Clearly the fate of small biogas projects in the 250-350 kW range depends on getting more support than 500-600 PLN.
If you add the 120 PLN/MWhr for co-generated heat, the gap narrows, but most farm-based plants cannot achieve the necessary high utilization rate to be eligible for co-generation support.
Unfortunately, the reference prices will not be announced until a few months before the auction. So projects that cannot survive on 500-600 PLN/MWhr (the low figure) will be difficult to plan and develop...at least for the first auction. The possibility of grants may be useful to bridge some of the gap, but they present coordination issues with the auction timetable and also cannot be expected to cover enough projects to meet the expected total power sought by the Government.
On that subject, it seems optimistic to expect an auction in 2016. If the natural course of events is assumed, it will be in 2017. This means that it will be even larger and the under 1 MW share will be even more stressed to find bidders in my opinion.
The schedule for transition to the new law seems problematic for most developers.
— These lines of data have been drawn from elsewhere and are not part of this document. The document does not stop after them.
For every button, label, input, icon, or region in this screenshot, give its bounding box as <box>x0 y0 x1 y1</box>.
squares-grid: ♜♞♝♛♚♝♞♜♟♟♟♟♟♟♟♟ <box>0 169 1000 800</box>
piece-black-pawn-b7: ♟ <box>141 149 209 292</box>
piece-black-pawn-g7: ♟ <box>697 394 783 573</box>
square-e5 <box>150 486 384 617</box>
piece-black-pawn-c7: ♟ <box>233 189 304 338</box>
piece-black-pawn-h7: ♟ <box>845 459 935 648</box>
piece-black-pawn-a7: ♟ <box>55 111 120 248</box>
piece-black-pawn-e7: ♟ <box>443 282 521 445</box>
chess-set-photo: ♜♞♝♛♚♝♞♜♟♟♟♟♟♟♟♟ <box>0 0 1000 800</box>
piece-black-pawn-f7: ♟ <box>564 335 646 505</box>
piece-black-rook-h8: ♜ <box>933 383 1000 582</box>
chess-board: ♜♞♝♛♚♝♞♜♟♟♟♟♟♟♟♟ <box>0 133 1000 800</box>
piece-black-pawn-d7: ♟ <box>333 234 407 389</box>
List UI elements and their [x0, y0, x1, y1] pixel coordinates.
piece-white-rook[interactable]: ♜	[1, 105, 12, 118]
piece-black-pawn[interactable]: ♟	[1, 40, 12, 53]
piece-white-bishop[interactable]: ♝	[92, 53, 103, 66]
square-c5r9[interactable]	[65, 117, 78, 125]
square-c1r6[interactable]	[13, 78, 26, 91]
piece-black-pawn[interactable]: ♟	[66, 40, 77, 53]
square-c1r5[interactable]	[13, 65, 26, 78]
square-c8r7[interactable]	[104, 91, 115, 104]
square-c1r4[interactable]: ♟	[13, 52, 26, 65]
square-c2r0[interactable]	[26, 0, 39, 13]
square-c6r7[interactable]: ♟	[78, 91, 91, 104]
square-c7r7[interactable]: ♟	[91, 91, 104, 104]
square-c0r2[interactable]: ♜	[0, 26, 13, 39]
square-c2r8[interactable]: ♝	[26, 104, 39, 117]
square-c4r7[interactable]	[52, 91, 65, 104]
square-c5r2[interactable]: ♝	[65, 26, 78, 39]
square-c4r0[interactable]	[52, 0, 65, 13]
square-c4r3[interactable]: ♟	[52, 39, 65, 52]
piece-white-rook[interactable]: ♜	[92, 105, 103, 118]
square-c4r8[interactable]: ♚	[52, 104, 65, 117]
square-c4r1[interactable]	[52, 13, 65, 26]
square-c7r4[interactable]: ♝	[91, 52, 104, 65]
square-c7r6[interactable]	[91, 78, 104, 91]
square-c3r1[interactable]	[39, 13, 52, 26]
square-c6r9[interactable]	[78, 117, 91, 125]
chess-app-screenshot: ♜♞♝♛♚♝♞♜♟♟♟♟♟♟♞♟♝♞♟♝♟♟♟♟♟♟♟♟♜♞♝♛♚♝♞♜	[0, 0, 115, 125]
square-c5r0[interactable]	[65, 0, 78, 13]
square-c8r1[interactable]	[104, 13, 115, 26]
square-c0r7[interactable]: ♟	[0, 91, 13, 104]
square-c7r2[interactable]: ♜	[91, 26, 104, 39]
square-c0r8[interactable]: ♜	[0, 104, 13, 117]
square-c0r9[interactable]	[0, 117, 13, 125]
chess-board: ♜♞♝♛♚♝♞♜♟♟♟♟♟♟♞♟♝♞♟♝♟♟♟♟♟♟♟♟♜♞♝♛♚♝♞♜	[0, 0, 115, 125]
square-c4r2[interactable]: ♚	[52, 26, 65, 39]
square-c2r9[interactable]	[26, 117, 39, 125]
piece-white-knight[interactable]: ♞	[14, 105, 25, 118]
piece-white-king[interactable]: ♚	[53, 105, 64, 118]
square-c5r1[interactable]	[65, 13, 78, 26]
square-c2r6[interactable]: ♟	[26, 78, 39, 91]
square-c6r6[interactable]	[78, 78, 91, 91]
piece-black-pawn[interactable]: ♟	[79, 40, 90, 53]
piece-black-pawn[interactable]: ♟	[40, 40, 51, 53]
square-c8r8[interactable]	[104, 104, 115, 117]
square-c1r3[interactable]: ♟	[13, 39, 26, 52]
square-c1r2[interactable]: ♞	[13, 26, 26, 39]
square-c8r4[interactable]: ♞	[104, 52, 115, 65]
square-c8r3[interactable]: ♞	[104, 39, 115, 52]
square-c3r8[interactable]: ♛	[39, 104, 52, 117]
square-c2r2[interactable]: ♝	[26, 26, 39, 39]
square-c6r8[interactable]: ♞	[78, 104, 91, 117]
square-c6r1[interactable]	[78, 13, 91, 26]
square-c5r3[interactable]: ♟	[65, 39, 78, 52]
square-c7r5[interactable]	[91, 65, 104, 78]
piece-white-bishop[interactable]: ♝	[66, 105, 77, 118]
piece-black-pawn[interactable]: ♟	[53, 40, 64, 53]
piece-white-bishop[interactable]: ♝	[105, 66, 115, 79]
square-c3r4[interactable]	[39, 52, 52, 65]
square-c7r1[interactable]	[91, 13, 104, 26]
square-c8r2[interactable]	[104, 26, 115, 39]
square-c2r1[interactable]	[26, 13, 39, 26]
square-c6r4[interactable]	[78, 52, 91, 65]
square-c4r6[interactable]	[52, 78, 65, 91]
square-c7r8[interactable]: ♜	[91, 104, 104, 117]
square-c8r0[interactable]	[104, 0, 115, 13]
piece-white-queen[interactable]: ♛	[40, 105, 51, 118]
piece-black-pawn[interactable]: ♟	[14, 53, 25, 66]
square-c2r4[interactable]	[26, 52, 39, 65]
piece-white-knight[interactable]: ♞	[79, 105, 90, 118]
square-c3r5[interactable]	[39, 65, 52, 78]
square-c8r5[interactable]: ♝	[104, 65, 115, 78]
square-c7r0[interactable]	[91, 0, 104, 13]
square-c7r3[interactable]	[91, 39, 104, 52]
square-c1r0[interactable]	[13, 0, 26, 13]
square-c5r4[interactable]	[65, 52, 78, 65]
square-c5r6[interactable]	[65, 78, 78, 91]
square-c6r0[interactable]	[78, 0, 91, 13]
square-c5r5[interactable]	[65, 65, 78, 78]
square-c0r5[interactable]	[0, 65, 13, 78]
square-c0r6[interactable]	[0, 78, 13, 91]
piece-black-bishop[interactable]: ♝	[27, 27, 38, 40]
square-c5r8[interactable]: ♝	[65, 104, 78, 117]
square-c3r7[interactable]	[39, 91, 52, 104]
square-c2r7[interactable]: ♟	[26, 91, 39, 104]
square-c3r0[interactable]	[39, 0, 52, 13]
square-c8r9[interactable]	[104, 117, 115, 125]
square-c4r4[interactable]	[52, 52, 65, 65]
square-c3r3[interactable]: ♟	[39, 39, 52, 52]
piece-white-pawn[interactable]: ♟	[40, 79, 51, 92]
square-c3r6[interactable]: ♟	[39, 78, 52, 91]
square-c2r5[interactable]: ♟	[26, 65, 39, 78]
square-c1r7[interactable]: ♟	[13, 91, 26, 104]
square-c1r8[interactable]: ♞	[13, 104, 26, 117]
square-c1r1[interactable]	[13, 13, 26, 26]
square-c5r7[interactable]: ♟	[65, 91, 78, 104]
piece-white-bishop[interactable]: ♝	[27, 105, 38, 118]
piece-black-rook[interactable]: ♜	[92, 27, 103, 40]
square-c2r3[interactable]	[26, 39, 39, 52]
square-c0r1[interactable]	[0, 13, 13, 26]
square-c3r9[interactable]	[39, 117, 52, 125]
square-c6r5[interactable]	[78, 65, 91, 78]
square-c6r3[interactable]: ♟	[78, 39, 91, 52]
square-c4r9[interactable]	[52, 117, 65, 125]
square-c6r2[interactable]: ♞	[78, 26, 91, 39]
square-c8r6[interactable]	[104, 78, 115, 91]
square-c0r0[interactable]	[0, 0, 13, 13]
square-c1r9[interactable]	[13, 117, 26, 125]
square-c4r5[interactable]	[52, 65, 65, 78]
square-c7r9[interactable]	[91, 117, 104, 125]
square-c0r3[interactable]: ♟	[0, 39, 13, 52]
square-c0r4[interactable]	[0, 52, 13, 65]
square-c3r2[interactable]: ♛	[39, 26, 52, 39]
This is especially true since so many small operations have reduced their development efforts in light of the long delay and low Green Certificate prices.
Every sector of renewable energy has its own issues with the law and the transition period. The net result is the virtual impossibility of Poland meeting the 2020 target. It remains quite possible that there will have to be supplemental legislation to address the problems, which might include extending the certificate program in the interim and conforming it to state aid rules.